Perhaps, between deliberations, he and Teresa would also find some long-awaited time to be alone, to explore how much farther they wanted to take things, beyond simply sharing the deepest trust either of them had ever known.

That was all ahead. Before leaving for Earth, however, there was one unfinished piece of business he had to take care of.

“Hello, Lustig,” Pedro said in a friendly tone.

“Manella.” Alex nodded. “I thought I’d find you here.”

“Indeed? So. What can I do for you?”

Alex stood still for a minute, appreciating the semblance of gravity created by the rotating station’s centrifugal force — a reassuring sensation, though now there were other ways to duplicate the feat. Ways unimagined even a year ago, but which were now the foundations of new technologies, new capabilities, new opportunities.

Ways that had also come near ending everything forever.

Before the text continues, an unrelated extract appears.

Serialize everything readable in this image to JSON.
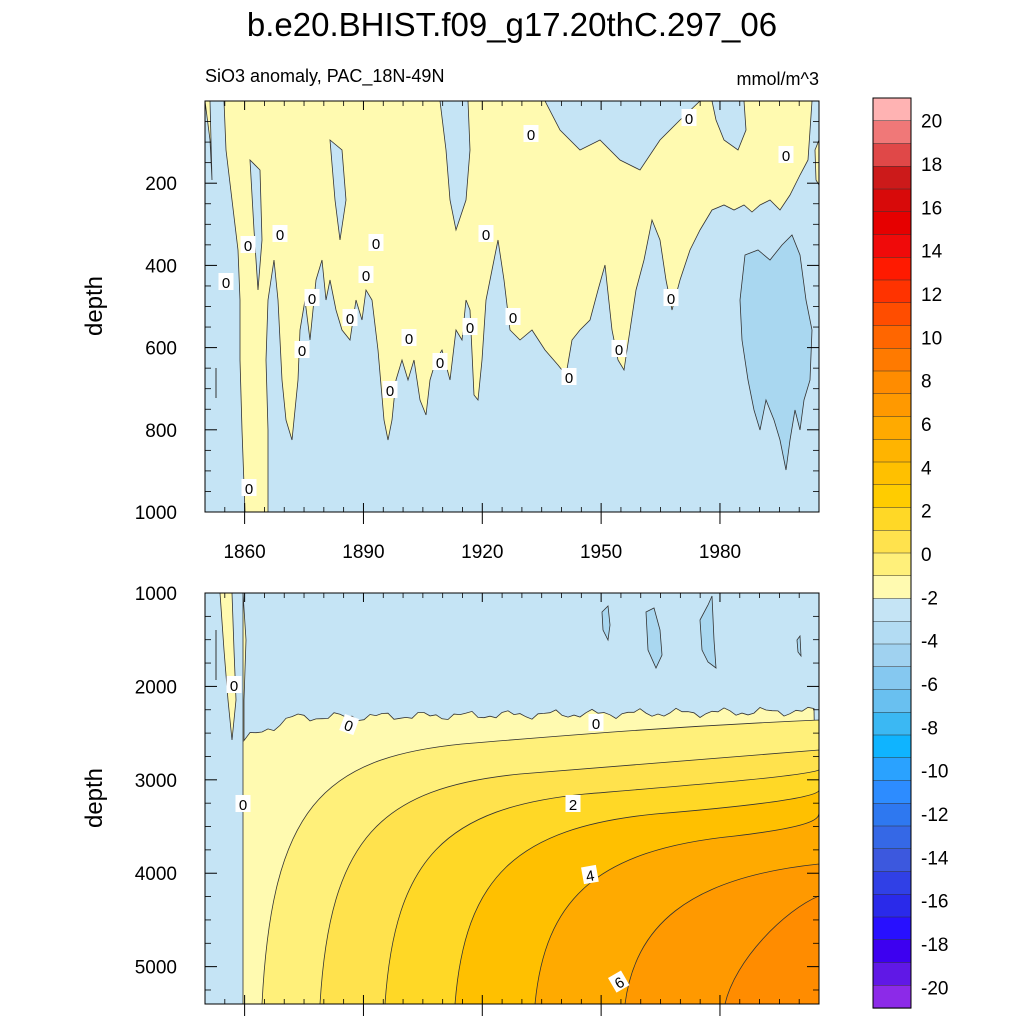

“You can start by telling me who the hell you are,” Alex said in a rush, unable to completely keep a nervous quaver from his voice. “You can tell me why you’ve been fucking with our world.”

He kept his hands on the rail, watching the busy space-yards. But Alex felt painfully aware of the large figure standing nearby, turning now to look at him. To his surprise, Manella didn’t even pretend not to know what he was talking about.

“Who else, other than you, suspects?”

“Only me. It was too bizarre a notion to tell even Teresa or Stan.”

That protected those he loved, at least. If Manella was willing to kill to maintain his secret, then let it end here. That is, if there was a secret…

The big man seemed to read Alex’s thoughts, which must have been on his face. “Don’t worry, Lustig. I wouldn’t harm you. Anyway, it’s not at all clear I could. This world’s overmind has affection for you, my boy.”

Alex swallowed. “Then your job here…”

“Is finished?” Pedro blew his moustache. “Now if I answered that straight, I’d be admitting you were right in your wild, preposterous hunch. As it is, I’m just playing along with an amusing game of what-if, invented by my friend Dr. Alex.”

“But—” Alex sputtered in frustration ” — you just now confessed—”

“ — that I know what you suspect me of. Big deal. I’ve noticed the way you’ve watched me the last few days… making inquiries. I’ve made a life study of you, too. Don’t you imagine I can tell what you’re thinking?